The commodity price of gold and silver has been drifting south for some time, impacting the price of American Eagle and other bullion coins. Despite this downturn, it does not appear that this has changed the almost unquenchable thirst for these or circulation-strike yet bullion-impacted coins. Prices have been adjusting accordingly, but the demand has not abated. This is important since bullion alongside new U.S. Mint coin issues are the two most likely gateway product areas through which investors may evolve into serious coin collectors as well.
Values may be lower for common-date gold, yet demand for these coins continues unabated. An interesting yet unscientific sidebar: at the time this commentary is being written, there appears from my personal observations to be a significantly low inventory of $10 Coronet Eagle coins available.
Collectible yet reasonably available coins in all denominations remain the focus of most collectors, while the truly scarce to rare coin market continues to froth. Both collectors and investors appear to be the buyers in this market sector. Not all rare coins are setting record prices, but the prices they do realize are attractive.
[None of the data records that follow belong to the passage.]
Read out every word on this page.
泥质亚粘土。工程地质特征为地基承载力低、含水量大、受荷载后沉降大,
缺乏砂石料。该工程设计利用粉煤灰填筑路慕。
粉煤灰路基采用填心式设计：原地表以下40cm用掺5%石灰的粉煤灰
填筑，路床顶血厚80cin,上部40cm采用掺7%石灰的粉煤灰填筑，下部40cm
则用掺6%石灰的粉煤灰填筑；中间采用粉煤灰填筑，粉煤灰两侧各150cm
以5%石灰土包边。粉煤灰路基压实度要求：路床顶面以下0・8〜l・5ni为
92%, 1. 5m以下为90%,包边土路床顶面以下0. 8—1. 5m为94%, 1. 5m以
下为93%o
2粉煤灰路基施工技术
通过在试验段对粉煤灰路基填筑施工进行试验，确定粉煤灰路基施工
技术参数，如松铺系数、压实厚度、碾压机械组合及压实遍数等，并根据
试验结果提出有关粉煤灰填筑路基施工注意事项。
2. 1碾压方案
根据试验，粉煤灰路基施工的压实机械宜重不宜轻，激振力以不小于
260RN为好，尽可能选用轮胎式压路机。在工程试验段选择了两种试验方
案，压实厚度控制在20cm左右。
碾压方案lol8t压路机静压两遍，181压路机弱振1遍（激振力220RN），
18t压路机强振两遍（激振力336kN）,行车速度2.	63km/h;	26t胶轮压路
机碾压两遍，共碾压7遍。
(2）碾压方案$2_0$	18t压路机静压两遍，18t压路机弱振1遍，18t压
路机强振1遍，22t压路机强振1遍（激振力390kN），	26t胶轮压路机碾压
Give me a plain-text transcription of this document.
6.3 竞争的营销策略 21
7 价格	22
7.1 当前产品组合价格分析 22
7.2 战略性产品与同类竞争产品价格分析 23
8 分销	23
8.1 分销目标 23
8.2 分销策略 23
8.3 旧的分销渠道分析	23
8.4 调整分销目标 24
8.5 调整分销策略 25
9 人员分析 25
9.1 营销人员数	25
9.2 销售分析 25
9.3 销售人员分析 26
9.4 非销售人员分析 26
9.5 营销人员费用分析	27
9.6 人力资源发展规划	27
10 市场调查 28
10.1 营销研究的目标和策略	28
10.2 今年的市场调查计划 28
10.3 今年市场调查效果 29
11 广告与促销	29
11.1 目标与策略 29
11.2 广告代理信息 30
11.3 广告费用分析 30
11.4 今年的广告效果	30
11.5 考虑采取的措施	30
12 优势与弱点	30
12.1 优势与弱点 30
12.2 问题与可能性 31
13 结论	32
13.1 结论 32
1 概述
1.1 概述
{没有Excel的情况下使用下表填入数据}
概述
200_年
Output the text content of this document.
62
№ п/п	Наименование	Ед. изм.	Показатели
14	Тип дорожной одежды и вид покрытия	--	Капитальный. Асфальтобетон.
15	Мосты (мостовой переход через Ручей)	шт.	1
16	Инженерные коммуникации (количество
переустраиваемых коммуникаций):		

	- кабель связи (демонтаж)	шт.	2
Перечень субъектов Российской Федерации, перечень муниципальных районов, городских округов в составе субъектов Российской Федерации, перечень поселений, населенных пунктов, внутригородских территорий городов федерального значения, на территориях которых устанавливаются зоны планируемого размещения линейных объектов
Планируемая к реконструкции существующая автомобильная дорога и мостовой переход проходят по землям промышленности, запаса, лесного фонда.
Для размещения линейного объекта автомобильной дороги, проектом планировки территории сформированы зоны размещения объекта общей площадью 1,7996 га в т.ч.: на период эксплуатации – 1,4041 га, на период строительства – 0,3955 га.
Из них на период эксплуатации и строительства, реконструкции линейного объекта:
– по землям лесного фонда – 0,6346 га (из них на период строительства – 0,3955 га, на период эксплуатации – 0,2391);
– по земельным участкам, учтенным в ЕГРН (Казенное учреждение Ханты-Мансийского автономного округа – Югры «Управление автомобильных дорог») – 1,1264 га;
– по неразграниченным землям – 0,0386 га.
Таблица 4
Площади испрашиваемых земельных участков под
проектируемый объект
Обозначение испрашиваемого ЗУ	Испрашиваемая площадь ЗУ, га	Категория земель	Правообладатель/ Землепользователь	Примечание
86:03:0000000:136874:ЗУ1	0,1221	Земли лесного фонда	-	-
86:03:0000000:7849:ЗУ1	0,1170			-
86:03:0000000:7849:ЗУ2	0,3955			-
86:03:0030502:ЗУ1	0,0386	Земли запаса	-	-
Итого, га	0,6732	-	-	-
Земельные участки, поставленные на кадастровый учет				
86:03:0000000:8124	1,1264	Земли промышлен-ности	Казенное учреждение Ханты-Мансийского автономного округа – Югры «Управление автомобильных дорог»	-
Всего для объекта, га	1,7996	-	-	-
Another plus for the hobby occurred recently when the Anti-Counterfeiting Educational Foundation, Numismatic Guaranty Company and Professional Numismatists Guild sent a letter to Facebook asking for the social media company to address that Facebook “has become the predominant choice of some fraudsters.” We shall see if a positive response is received.
The overall coin market can at this juncture be termed “excellent.” There is lots of interest and lots of strength in the hobby of kings.